Perhaps that suits the otters just fine. They certainly appeared to enjoy playing on thin ice in recent weeks. There was enough open water to dive into while chasing mud-cats, and enough ice to climb onto while munching on fresh fish.
The freeze-thaw cycles on the lakeshore tossed up playful effects too. Softly breaking waves piled pebbles and froze them into place, and just as quickly started to melt pieces out of the stone walls.
What shape is water? Is it round or made of sharp angles? The waters of Westside Marsh yield complicated answers.
Above, a gently bending shelf of ice remains from a previous period of high water. Insulated under that shelf, the warm mud of the marsh pumps out humid air. And where the breath of the marsh meets a crisp overnight breeze, a profusion of frost crystals have gathered by the time the warm sun wakes.
Our local waters showed a very different face this past Saturday, with wet snow blowing into the waves under a relentlessly grey sky.
It was just the sort of a chilly, windy, damp day when people like to say “It’s a nice day – if you’re a duck.”
But is that true? I set out to find an answer.
Now, engaging a duck in small talk is not as easy as you might think. There was the problem of finding a duck in a blizzard, of course – and then getting close enough for comfortable conversation.

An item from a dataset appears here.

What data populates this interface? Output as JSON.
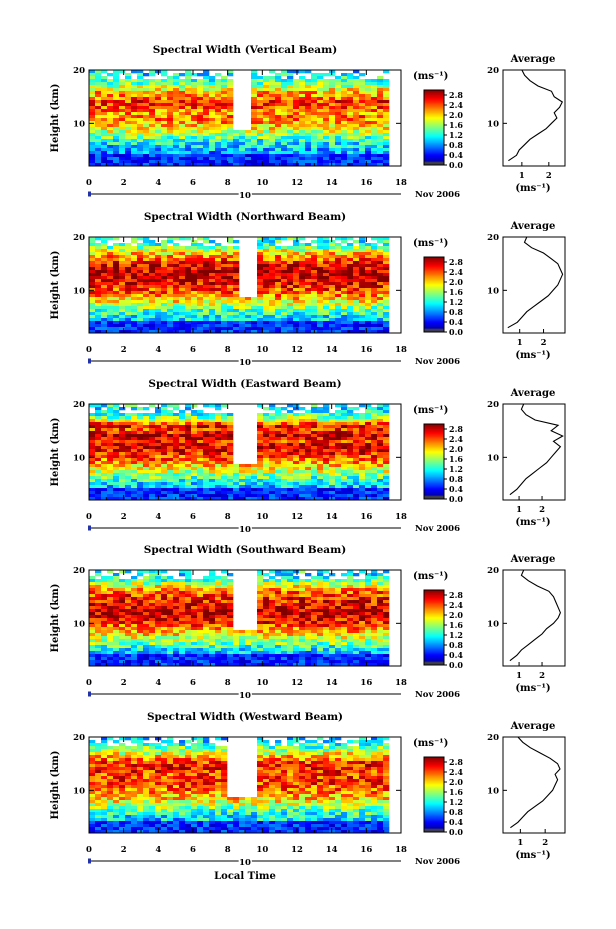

On this day the ducks were not to be found at sea. In the relative shelter of the harbour, however, I came across several clusters of buffleheads and long-tailed ducks, dodging the ice chunks together.
When at last I had worked myself close to the ducks and out of the howling wind, I popped the question.
“Is this really a nice day for a duck?”
And I was met with a steely silence which seemed to say, “Well, you’re supposed to be the homo sapiens – you figure it out.”
And so I came home from this encounter none the wiser. I can only say that it was a nice day to be out watching ducks.